To solve the above problem we can use Linked list.In Linked list we have something called nodes which consist of 2 parts:
- One part which contains the data.
- Second part which contains the address of the next node.
The block of memory allocated are disjoint and non-continuous.
Suppose we want to create a dynamic list where we can insert,modify,delete and read the element,then in case of linked list :
- First we create a node for the first element in the list which contain element as well as the address of next node (in this case it will be null as this is the first node).
- For second element ,another node is created containing data and address of next node(which will be null in this case)
Now another challenge is how to link these 2 nodes.
To link these two node we update the address of 2nd node in the first node
So next time if we have to create a node between these nodes then we have to create a new node and then update the address of first node and new node
No shifting for this operation .Thats y it is not a costly operation.
No memory wastage .
Can free node as we want.
To access a particular node we have to start with the first node also called as head node and then traverse through the nodes.
3.Doubly linked list:
In Doubly linked list the node contains three parts:
Link to next node
Link to previous node
For example : there are 3 node containing data ,it can be represented as below:
Advantage of doubly linked list:
With just pointer we can point to current node,next node and previous node as well.
So it’s easy to traverse as compared to singly linked list where we always have to traverse from head node to access a particular node.
It’s easy to do modification ,insertion and deletion operation on nodes.
Disadvantage of doubly linked list:
For a node extra memory location to store address of previous node.
It is a list with the restriction that insertion and deletion can only be performed only from one end called top.It is also called as last in first out structure.
There are basically 4 operation we can do in case of stack:
Insertion termed as push.
Removing of most recent item from the stack called pop.
Top is the term for operation to top element in the stack.
IsEmpty is to check whether stack is empty or not.
Representation of stack:
Real time scenario where we can use stack:
A good use for a stack would be the undo/redo feature. Every time the user enters something, save the state (in this case, the text) on a stack and if you need to reverse something, just pop it off the top of the undo stack and push it onto the redo stack.
It can also be used for recursion /function calls.
A queue is a data ss data structure where whatever goes in first come out first.That’s why it is called FIFO structure.
Here insertion happens from one end called as rear end and removal is performed from other end called front end.
Operation available in the queue:
Enqueue : insertion of the element from the queue.
Dequeue: deletion of the element from the queue.
Front/Peek: this operation is used to look at the top element in the queue.
IsEmpty: to check whether the queue is empty or not.

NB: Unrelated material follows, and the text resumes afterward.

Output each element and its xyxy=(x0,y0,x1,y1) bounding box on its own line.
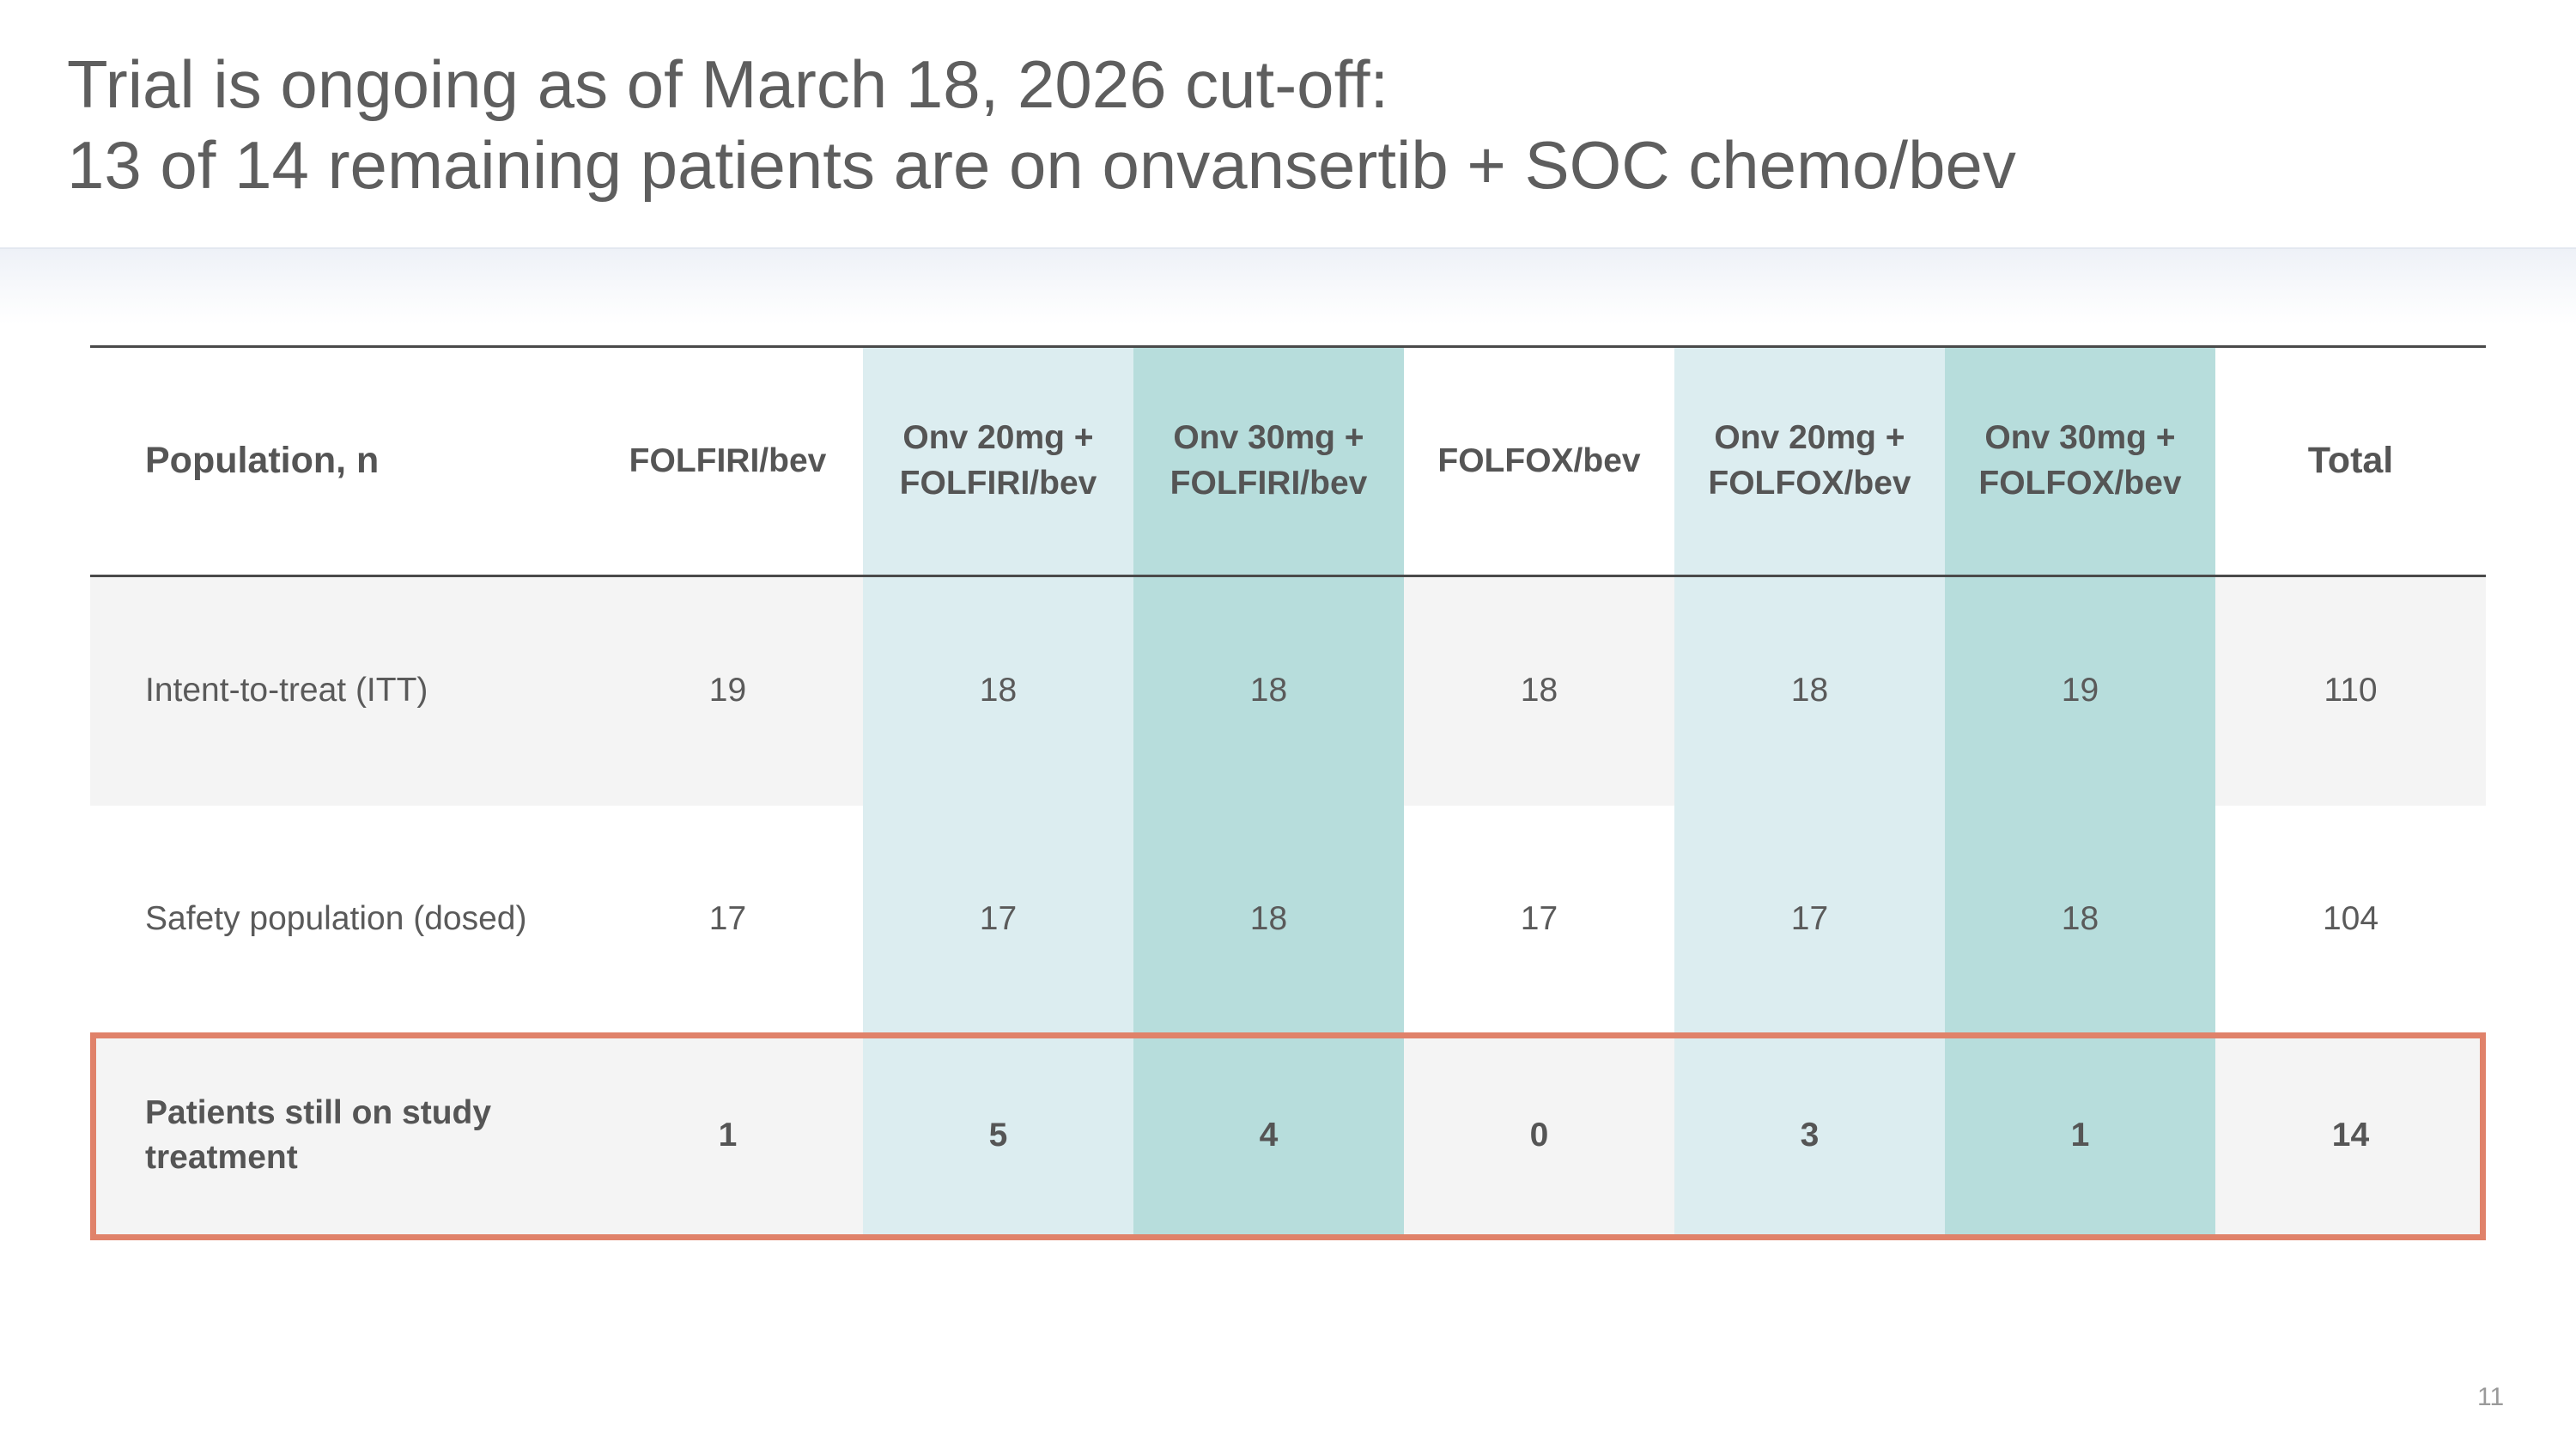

Real scenario where queue can be used:
Suppose there is a resource which serve the request and it can serve only one request at a time,then we can use queue in this case.The request that comes first get served first.
Tree is the data structure where data is stored in the hierarchical structure rather than linear or sequential way where root at top and branching out in downward direction.

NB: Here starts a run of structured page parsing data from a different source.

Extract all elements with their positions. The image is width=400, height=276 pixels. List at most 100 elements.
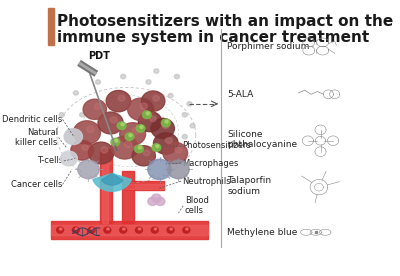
Circle shape (73, 121, 100, 144)
Circle shape (140, 103, 148, 109)
Circle shape (146, 112, 150, 115)
Text: Natural
killer cells: Natural killer cells (16, 128, 58, 147)
Circle shape (82, 145, 88, 150)
Circle shape (71, 140, 94, 160)
Circle shape (142, 91, 165, 111)
Circle shape (182, 113, 187, 117)
Circle shape (166, 137, 172, 144)
Circle shape (182, 134, 187, 139)
Circle shape (163, 142, 188, 164)
Text: Blood
cells: Blood cells (185, 196, 209, 216)
Circle shape (152, 144, 161, 152)
Text: Cancer cells: Cancer cells (10, 180, 62, 189)
Text: PDT: PDT (88, 51, 110, 61)
Circle shape (125, 133, 134, 140)
Circle shape (72, 227, 79, 233)
Circle shape (64, 129, 82, 145)
Bar (122, 171, 134, 223)
Circle shape (75, 228, 78, 230)
Circle shape (183, 227, 190, 233)
Circle shape (128, 98, 154, 121)
Circle shape (154, 133, 178, 154)
Text: Neutrophils: Neutrophils (182, 177, 231, 186)
Circle shape (83, 99, 106, 120)
Circle shape (152, 194, 161, 202)
Circle shape (124, 141, 132, 148)
Text: immune system in cancer treatment: immune system in cancer treatment (57, 30, 369, 45)
Circle shape (138, 228, 141, 230)
Bar (100, 149, 112, 223)
Circle shape (136, 124, 145, 132)
Circle shape (67, 129, 72, 133)
Circle shape (120, 227, 127, 233)
Circle shape (56, 227, 64, 233)
Circle shape (80, 113, 85, 117)
Circle shape (138, 146, 142, 149)
Circle shape (156, 145, 159, 148)
Circle shape (142, 111, 151, 119)
Circle shape (170, 228, 172, 230)
Circle shape (165, 120, 168, 123)
Text: Macrophages: Macrophages (182, 159, 239, 168)
Circle shape (168, 94, 173, 98)
Circle shape (115, 139, 118, 142)
Circle shape (111, 138, 120, 146)
Circle shape (96, 80, 100, 84)
Circle shape (150, 116, 156, 122)
Circle shape (143, 150, 150, 156)
Circle shape (132, 146, 155, 166)
Circle shape (101, 147, 108, 153)
Wedge shape (93, 174, 132, 191)
Circle shape (151, 227, 158, 233)
Circle shape (134, 145, 144, 153)
Text: Photosensitizers: Photosensitizers (182, 141, 252, 150)
Circle shape (60, 151, 78, 166)
Text: Photosensitizers with an impact on the: Photosensitizers with an impact on the (57, 14, 393, 29)
Circle shape (73, 91, 78, 95)
Circle shape (104, 227, 111, 233)
Circle shape (151, 118, 174, 139)
Circle shape (154, 228, 157, 230)
Circle shape (98, 112, 123, 134)
Circle shape (59, 113, 64, 117)
Circle shape (86, 126, 94, 132)
Circle shape (112, 136, 138, 159)
Circle shape (132, 128, 140, 134)
Circle shape (78, 160, 99, 179)
Circle shape (162, 123, 169, 128)
Bar (102, 149, 108, 223)
Circle shape (148, 159, 171, 179)
Text: 5-ALA: 5-ALA (227, 90, 254, 99)
Circle shape (140, 126, 143, 128)
Circle shape (161, 119, 170, 127)
Text: Talaporfin
sodium: Talaporfin sodium (227, 176, 272, 195)
Circle shape (168, 160, 189, 179)
Circle shape (174, 74, 179, 79)
Circle shape (148, 197, 157, 206)
Text: T-cells: T-cells (37, 156, 63, 165)
Circle shape (118, 95, 125, 101)
Circle shape (146, 80, 151, 84)
Circle shape (120, 123, 146, 145)
Circle shape (186, 228, 188, 230)
Bar (48, 8, 54, 45)
Text: Methylene blue: Methylene blue (227, 228, 298, 237)
Circle shape (117, 122, 126, 129)
Circle shape (129, 134, 132, 137)
Circle shape (190, 124, 195, 128)
Wedge shape (101, 174, 123, 185)
Bar (50, 221, 208, 239)
Circle shape (91, 228, 94, 230)
Bar (126, 184, 164, 189)
Text: Dendritic cells: Dendritic cells (2, 115, 62, 124)
Bar (126, 181, 164, 190)
Circle shape (155, 197, 165, 206)
Circle shape (138, 112, 162, 132)
Circle shape (122, 228, 125, 230)
Circle shape (121, 123, 124, 126)
Circle shape (167, 227, 174, 233)
Text: Silicone
phthalocyanine: Silicone phthalocyanine (227, 130, 298, 149)
Bar (50, 225, 208, 235)
Circle shape (106, 91, 131, 112)
Circle shape (153, 95, 159, 101)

It can be defined as collection of entities called nodes linked together to simulate a hierarchy.Here topmost node of the tree is called root of the tree .
Each node can contain data of any type or reference of other nodes called its children and are linked to each other
Representation of tree:
Here for example:
1 is the parent of 2 and 3 nodes.
Node 2 and 3 are the children of node 1.
Node 2 and 3 are sibling as they are pointing to same parent.
Node 4,5 ,6,7 and 8 are the leaves as they are last elements in the tree.
Node 1 and 2 are the ancestors of node 4 as it is following the same hierarchy.
Node 4 is the descendant of node 1 and 2.
The most common way of implementing tree is by creating nodes dynamically and then linking these nodes using pointers just like in the linked list.
Real time scenario of using Tree data structure:
We want to represent employees in an organization as well as its position.